No. I cannot say if we have intervened or not but largely the market adjusted. The CAD has also widened.
So, that means the economy's ability to absorb the higher capital inflows has increased? Will you say that the new normal CAD is four per cent of GDP rather than two per cent?
Yes, our absorptive capacity has expanded and that reflects in the widening CAD. It is possible to structure an economy where you have four per cent CAD, but the question is whether you can sustain a four per cent CAD year on year. You can argue, of course, that you have four per cent CAD, you invest that as foreign savings and that investment generates enough foreign exchange returns to service the external obligations. There is a limit to that argument.
The rising capital inflows are helping India finance the CAD right now... But do you think India could explore Brazil-like tools to curb capital inflows?
That will be the last resort. No option is off the table. We look at what other countries are doing. We look at all those instruments. But transaction taxes or URR [unremunerated reserve requirement] are options that we will not take to very lightly. We have a credible record of managing our capital account by using instruments of both quantity and price on the debt side, and we will continue to calibrate and use them. Extreme measures such as taxes and other requirements will be, as much as they are in the realm of possibility, the last options... Inflows are comfortable so far.
Are you comfortable with the FII-FDI composition?

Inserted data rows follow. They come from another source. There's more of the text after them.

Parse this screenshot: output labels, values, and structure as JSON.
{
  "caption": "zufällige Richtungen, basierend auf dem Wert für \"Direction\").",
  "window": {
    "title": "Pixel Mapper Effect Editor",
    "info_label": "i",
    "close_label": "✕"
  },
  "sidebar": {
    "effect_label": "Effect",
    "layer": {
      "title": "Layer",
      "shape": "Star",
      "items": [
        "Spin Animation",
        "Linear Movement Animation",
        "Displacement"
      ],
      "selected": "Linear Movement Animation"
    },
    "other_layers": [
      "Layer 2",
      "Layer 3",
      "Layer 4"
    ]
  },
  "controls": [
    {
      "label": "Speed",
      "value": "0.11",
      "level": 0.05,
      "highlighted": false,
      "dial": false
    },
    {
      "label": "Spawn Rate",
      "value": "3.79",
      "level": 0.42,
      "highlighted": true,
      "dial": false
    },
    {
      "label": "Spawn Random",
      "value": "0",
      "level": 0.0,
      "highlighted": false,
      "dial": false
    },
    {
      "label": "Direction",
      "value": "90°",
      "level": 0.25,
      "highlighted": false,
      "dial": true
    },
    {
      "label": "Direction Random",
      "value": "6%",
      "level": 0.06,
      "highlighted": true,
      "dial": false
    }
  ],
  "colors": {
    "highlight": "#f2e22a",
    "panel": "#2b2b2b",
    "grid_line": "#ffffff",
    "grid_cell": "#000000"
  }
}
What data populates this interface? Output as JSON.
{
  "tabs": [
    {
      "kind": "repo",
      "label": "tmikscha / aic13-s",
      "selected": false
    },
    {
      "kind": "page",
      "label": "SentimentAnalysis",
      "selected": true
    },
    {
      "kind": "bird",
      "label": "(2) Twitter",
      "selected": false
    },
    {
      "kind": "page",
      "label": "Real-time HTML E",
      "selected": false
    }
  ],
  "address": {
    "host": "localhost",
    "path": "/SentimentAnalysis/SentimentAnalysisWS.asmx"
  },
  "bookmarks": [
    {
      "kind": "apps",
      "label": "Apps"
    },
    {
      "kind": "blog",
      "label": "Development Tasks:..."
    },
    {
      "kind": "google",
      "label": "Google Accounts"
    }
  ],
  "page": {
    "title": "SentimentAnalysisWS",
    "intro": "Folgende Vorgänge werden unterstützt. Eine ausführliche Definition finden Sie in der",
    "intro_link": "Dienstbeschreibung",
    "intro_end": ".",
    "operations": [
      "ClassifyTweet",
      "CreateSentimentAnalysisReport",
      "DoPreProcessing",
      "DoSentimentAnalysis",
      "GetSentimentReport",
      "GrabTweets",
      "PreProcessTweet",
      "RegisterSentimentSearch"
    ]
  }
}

Not precisely at this point, but the policy document says we must endeavour to seek the more stable, less volatile component of capital inflows. That is good for the economy. That is good for all of us.
In food inflation, does the leverage now lie with the government rather than the RBI?
Yes, absolutely. The standard view is that on food inflation, monetary policy is a blunt instrument except to the extent that persistent food inflation fuels inflationary expectations and can get generalised. So monetary policy has to step in. On top of that we have a structural dimension that food habits are shifting towards cereals. It is quite unconnected to the crop side. I think that will take a little longer to resolve.
Is the government taking enough steps to address the situation?
We have spoken to the government and I am sure they are quite sensitive to the need for managing the supply side issues.
Both frictional liquidity and structural liquidity are somewhat tight. December will see tax outgos and January has some big IPOs lined up. Your November 2 statement says the deficit in the Liquidity Adjustment Facility is outside the RBI's comfort zone. Is the market going to get tighter?
It is going to be in the deficit mode. That is what we said in the July statement, and reiterated in September. I expect it to stay so. That is consistent with an anti-inflationary stance. How much deficit is the question. We had not given an indicative number before. This time we said it has got to be plus/minus one per cent of the NDTL [net demand and time liabilities] of banks. According to the current numbers, that yields a target of plus/minus Rs 50,000 crore. Currently, the injection has been of the order of Rs 80,000 crore barring the outlier last weekend [owing to pressures from the Coal India public offer]. The government's cash balance is about Rs 80,000 crore so that balances out. Add the additional CRR [cash reserve ratio] banks are keeping with us, and there is enough liquidity out there. There will be tax outgos in December, but there will also be additional government spending. I am hoping deposits will pick up. Should we intervene in the foreign exchange market for managing volatility that will also give us liquidity. I want to reiterate we are not going to intervene in the forex market in order to infuse liquidity.
Does the inherently volatile IIP impair the RBI's action?
Not significantly, but it does impair our task of dissemination of policy action. RBI should not have any more information than the markets. There should be no information asymmetry. If IIP becomes too volatile and loses credibility, then different people are reading the same IIP differently.